Hollywood star Sam Neill says a priceless resource is at stake as opponents line up to try to prevent cubicle dairy farming in the South Island's iconic Mackenzie Country.

Neill, a star in blockbuster films such as Jurassic Park and a passionate South Island landowner, is among high-profile New Zealanders arguing that water rights should not be granted to support dairy farming operations on the majestic landscapes of this rugged region.

Among those seeking the right to take water for farming operations, in resource consent hearings which began yesterday, are three companies proposing to house almost 18,000 dairy cows in cubicle sheds.

Critics have labelled this "factory farming".

Neill said keeping the cattle in sheds for most of the year was an absurd notion.

"I am appalled to learn of the projected fate of the Mackenzie Country, that it may well fall increasingly into the hands of large-scale dairy agribusiness," he said in his submission to the consent hearings, among more than 5000 opposing the dairying.

"If profit concerns are material here, let it be understood that the Mackenzie is a priceless resource for New Zealand. There are very few places like this in the world. Indeed the Mackenzie is unique."

While dairy farming was short-lived, the loss of the landscape would be everlasting, Neill said.

"These proposals may enrich a few, but they will certainly impoverish the rest of us, not just now, but for generations to come."
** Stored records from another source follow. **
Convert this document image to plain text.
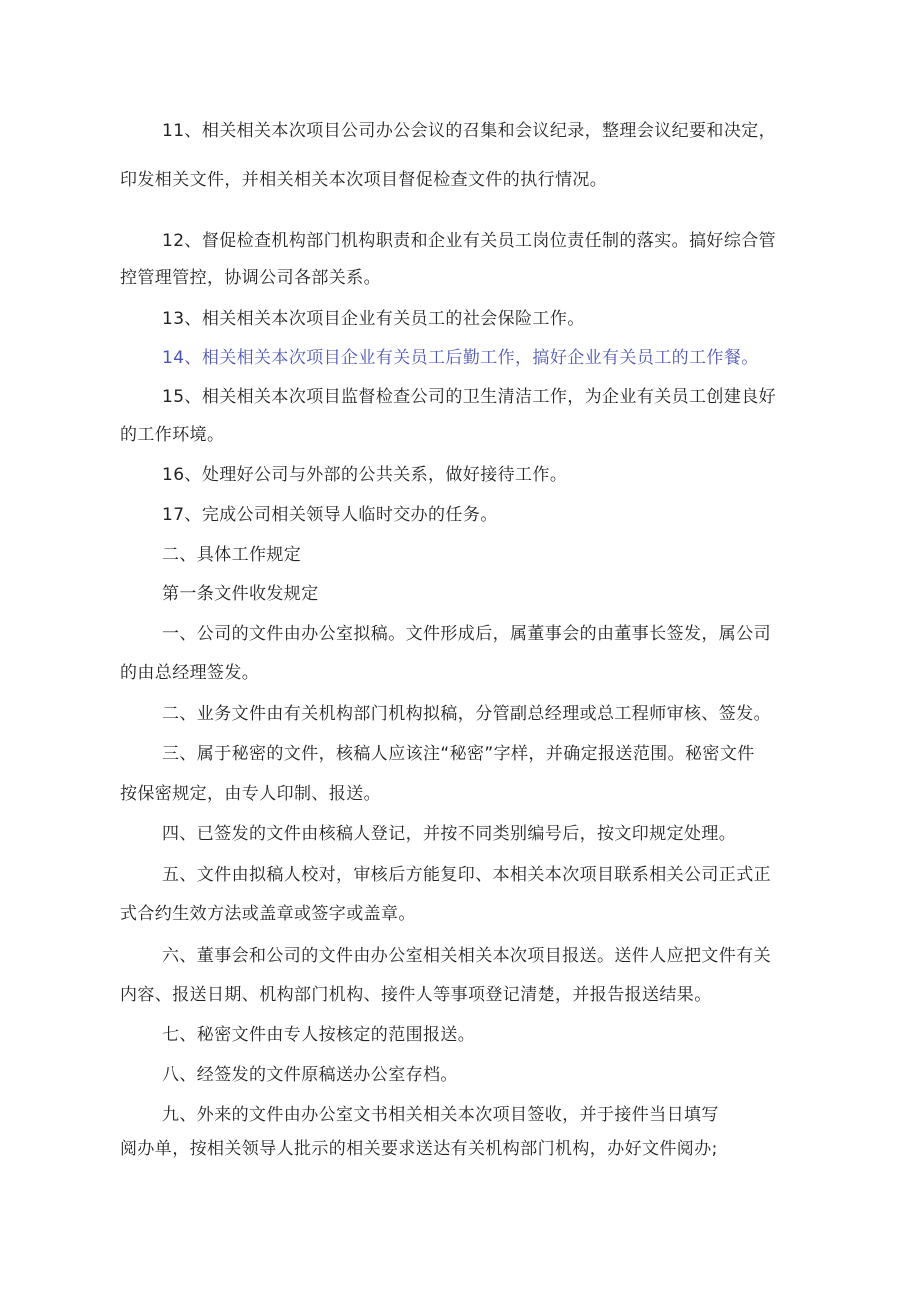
11、相关相关本次项目公司办公会议的召集和会议纪录，整理会议纪要和决定，
印发相关文件，并相关相关本次项目督促检查文件的执行情况。
12、督促检查机构部门机构职责和企业有关员工岗位责任制的落实。搞好综合管
控管理管控，协调公司各部关系。
13、相关相关本次项目企业有关员工的社会保险工作。
14、相关相关本次项目企业有关员工后勤工作，搞好企业有关员工的工作餐。
15、相关相关本次项目监督检查公司的卫生清洁工作，为企业有关员工创建良好
的工作环境。
16、处理好公司与外部的公共关系，做好接待工作。
17、完成公司相关领导人临时交办的任务。
二、具体工作规定
第一条文件收发规定
一、公司的文件由办公室拟稿。文件形成后，属董事会的由董事长签发，属公司
的由总经理签发。
二、业务文件由有关机构部门机构拟稿，分管副总经理或总工程师审核、签发。
三、属于秘密的文件，核稿人应该注“秘密”字样，并确定报送范围。秘密文件
按保密规定，由专人印制、报送。
四、已签发的文件由核稿人登记，并按不同类别编号后，按文印规定处理。
五、文件由拟稿人校对，审核后方能复印、本相关本次项目联系相关公司正式正
式合约生效方法或盖章或签字或盖章。
六、董事会和公司的文件由办公室相关相关本次项目报送。送件人应把文件有关
内容、报送日期、机构部门机构、接件人等事项登记清楚，并报告报送结果。
七、秘密文件由专人按核定的范围报送。
八、经签发的文件原稿送办公室存档。
九、外来的文件由办公室文书相关相关本次项目签收，并于接件当日填写
阅办单，按相关领导人批示的相关要求送达有关机构部门机构，办好文件阅办;
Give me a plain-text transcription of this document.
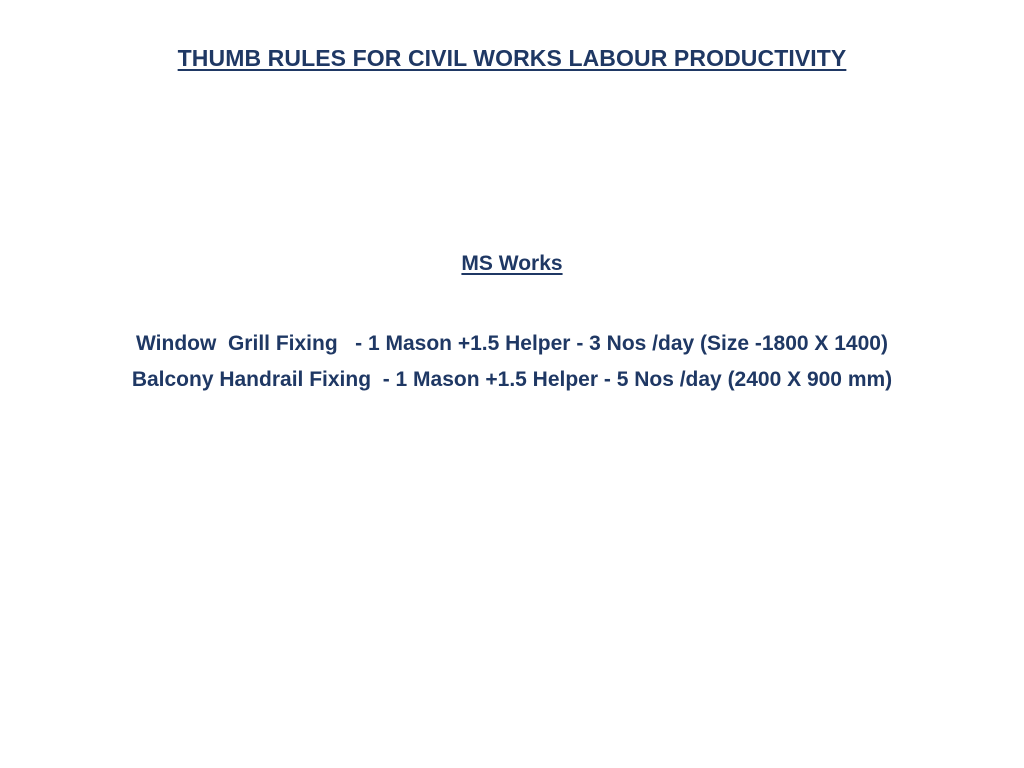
THUMB RULES FOR CIVIL WORKS LABOUR PRODUCTIVITY
MS Works
Window  Grill Fixing   - 1 Mason +1.5 Helper - 3 Nos /day (Size -1800 X 1400)
Balcony Handrail Fixing  - 1 Mason +1.5 Helper - 5 Nos /day (2400 X 900 mm)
The companies seeking to set up the cubicle farming operations, Southdown Holdings, Williamson Holdings and Five Rivers, argue any environmental risks can be managed. But they are facing battles on fronts other than just water rights.
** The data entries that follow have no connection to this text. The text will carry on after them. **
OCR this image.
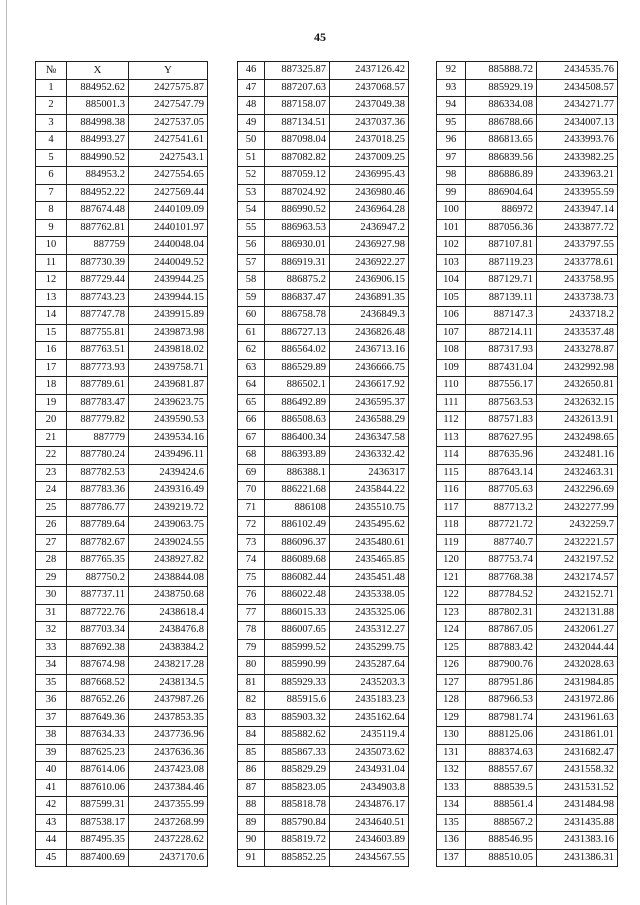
45
№	X	Y
1	884952.62	2427575.87
2	885001.3	2427547.79
3	884998.38	2427537.05
4	884993.27	2427541.61
5	884990.52	2427543.1
6	884953.2	2427554.65
7	884952.22	2427569.44
8	887674.48	2440109.09
9	887762.81	2440101.97
10	887759	2440048.04
11	887730.39	2440049.52
12	887729.44	2439944.25
13	887743.23	2439944.15
14	887747.78	2439915.89
15	887755.81	2439873.98
16	887763.51	2439818.02
17	887773.93	2439758.71
18	887789.61	2439681.87
19	887783.47	2439623.75
20	887779.82	2439590.53
21	887779	2439534.16
22	887780.24	2439496.11
23	887782.53	2439424.6
24	887783.36	2439316.49
25	887786.77	2439219.72
26	887789.64	2439063.75
27	887782.67	2439024.55
28	887765.35	2438927.82
29	887750.2	2438844.08
30	887737.11	2438750.68
31	887722.76	2438618.4
32	887703.34	2438476.8
33	887692.38	2438384.2
34	887674.98	2438217.28
35	887668.52	2438134.5
36	887652.26	2437987.26
37	887649.36	2437853.35
38	887634.33	2437736.96
39	887625.23	2437636.36
40	887614.06	2437423.08
41	887610.06	2437384.46
42	887599.31	2437355.99
43	887538.17	2437268.99
44	887495.35	2437228.62
45	887400.69	2437170.6
46	887325.87	2437126.42
47	887207.63	2437068.57
48	887158.07	2437049.38
49	887134.51	2437037.36
50	887098.04	2437018.25
51	887082.82	2437009.25
52	887059.12	2436995.43
53	887024.92	2436980.46
54	886990.52	2436964.28
55	886963.53	2436947.2
56	886930.01	2436927.98
57	886919.31	2436922.27
58	886875.2	2436906.15
59	886837.47	2436891.35
60	886758.78	2436849.3
61	886727.13	2436826.48
62	886564.02	2436713.16
63	886529.89	2436666.75
64	886502.1	2436617.92
65	886492.89	2436595.37
66	886508.63	2436588.29
67	886400.34	2436347.58
68	886393.89	2436332.42
69	886388.1	2436317
70	886221.68	2435844.22
71	886108	2435510.75
72	886102.49	2435495.62
73	886096.37	2435480.61
74	886089.68	2435465.85
75	886082.44	2435451.48
76	886022.48	2435338.05
77	886015.33	2435325.06
78	886007.65	2435312.27
79	885999.52	2435299.75
80	885990.99	2435287.64
81	885929.33	2435203.3
82	885915.6	2435183.23
83	885903.32	2435162.64
84	885882.62	2435119.4
85	885867.33	2435073.62
86	885829.29	2434931.04
87	885823.05	2434903.8
88	885818.78	2434876.17
89	885790.84	2434640.51
90	885819.72	2434603.89
91	885852.25	2434567.55
92	885888.72	2434535.76
93	885929.19	2434508.57
94	886334.08	2434271.77
95	886788.66	2434007.13
96	886813.65	2433993.76
97	886839.56	2433982.25
98	886886.89	2433963.21
99	886904.64	2433955.59
100	886972	2433947.14
101	887056.36	2433877.72
102	887107.81	2433797.55
103	887119.23	2433778.61
104	887129.71	2433758.95
105	887139.11	2433738.73
106	887147.3	2433718.2
107	887214.11	2433537.48
108	887317.93	2433278.87
109	887431.04	2432992.98
110	887556.17	2432650.81
111	887563.53	2432632.15
112	887571.83	2432613.91
113	887627.95	2432498.65
114	887635.96	2432481.16
115	887643.14	2432463.31
116	887705.63	2432296.69
117	887713.2	2432277.99
118	887721.72	2432259.7
119	887740.7	2432221.57
120	887753.74	2432197.52
121	887768.38	2432174.57
122	887784.52	2432152.71
123	887802.31	2432131.88
124	887867.05	2432061.27
125	887883.42	2432044.44
126	887900.76	2432028.63
127	887951.86	2431984.85
128	887966.53	2431972.86
129	887981.74	2431961.63
130	888125.06	2431861.01
131	888374.63	2431682.47
132	888557.67	2431558.32
133	888539.5	2431531.52
134	888561.4	2431484.98
135	888567.2	2431435.88
136	888546.95	2431383.16
137	888510.05	2431386.31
The Government has used its powers to intervene on their proposals to discharge cow effluent by setting up a board of inquiry to look into it, while a lobby group, the Environmental Defence Society, has mounted a legal challenge to the companies' land use consents.
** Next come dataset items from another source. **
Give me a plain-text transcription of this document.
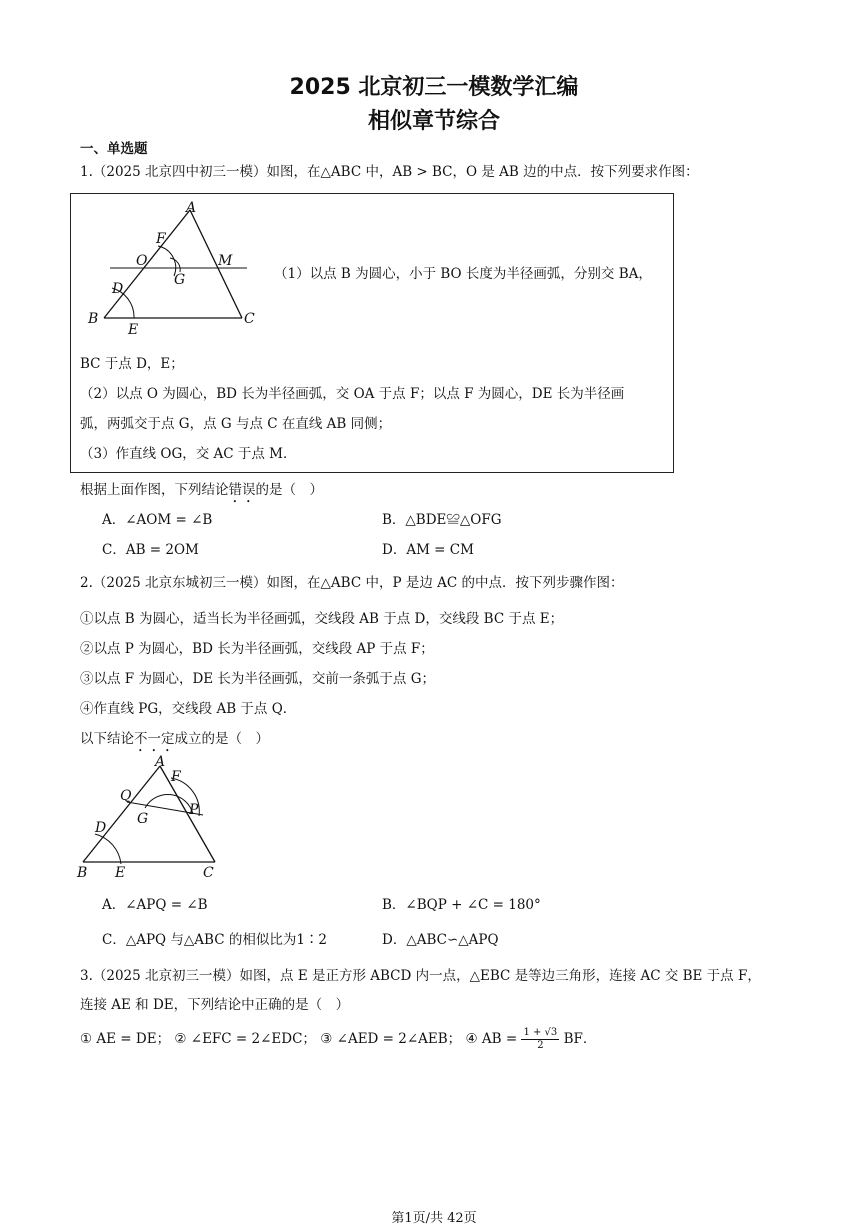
2025 北京初三一模数学汇编
相似章节综合
一、单选题
1.（2025 北京四中初三一模）如图，在△ABC 中，AB > BC，O 是 AB 边的中点．按下列要求作图：
A
B	C
O
F
G
M
D
E
（1）以点 B 为圆心，小于 BO 长度为半径画弧，分别交 BA，
BC 于点 D，E；
（2）以点 O 为圆心，BD 长为半径画弧，交 OA 于点 F；以点 F 为圆心，DE 长为半径画
弧，两弧交于点 G，点 G 与点 C 在直线 AB 同侧；
（3）作直线 OG，交 AC 于点 M．
根据上面作图，下列结论错误的是（　）
A．∠AOM = ∠B	B．△BDE≌△OFG
C．AB = 2OM	D．AM = CM
2.（2025 北京东城初三一模）如图，在△ABC 中，P 是边 AC 的中点．按下列步骤作图：
①以点 B 为圆心，适当长为半径画弧，交线段 AB 于点 D，交线段 BC 于点 E；
②以点 P 为圆心，BD 长为半径画弧，交线段 AP 于点 F；
③以点 F 为圆心，DE 长为半径画弧，交前一条弧于点 G；
④作直线 PG，交线段 AB 于点 Q．
以下结论不一定成立的是（　）
A
B	C
Q
F
G
P
D
E
A．∠APQ = ∠B	B．∠BQP + ∠C = 180°
C．△APQ 与△ABC 的相似比为1∶2	D．△ABC∽△APQ
3.（2025 北京初三一模）如图，点 E 是正方形 ABCD 内一点，△EBC 是等边三角形，连接 AC 交 BE 于点 F，
连接 AE 和 DE，下列结论中正确的是（　）
① AE = DE； ② ∠EFC = 2∠EDC； ③ ∠AED = 2∠AEB； ④ AB = $\frac{1 + √3}{2}$ BF．
第1页/共 42页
Neill is part of an opposition group called Mackenzie Guardians, which includes former poet laureate Brian Turner and artist Grahame Sydney.

In his submission, Turner said: "Turning the Mackenzie Country into the sort of country nature never intended it to be - and nature does know better than we do - is to engage in a grossly destructive and unsustainable act".

The Tourism Industry Association, representing tourism businesses, has expressed concern about how dairying might affect the region, which it considers globally significant.

"The Mackenzie Basin is integral to New Zealand's tourism industry, and tourism is essential to the region's economic wellbeing."

Neill said it was clear that the rugged tussock country of the Mackenzie was unsuitable for dairying.

The consent hearings are due to continue until April 16.


Aside from his exploits in the movies, actor Sam Neill has never been afraid to tackle controversial issues.

He is currently part of a group arguing against dairy farming in the Mackenzie Country.

Last year, he was the target of criticism when animal rights group Peta (People for the Ethical Treatment of Animals) accused of him of being a "pimp" for the meat industry by appearing in a television advertisement promoting meat in Australia.

In 2000, a spat arose between Neill and Queenstown Mayor Warren Cooper after Neill spoke out against development in the Queenstown region. Mr Cooper suggested Neill should "stick to film-making". The pair later reconciled.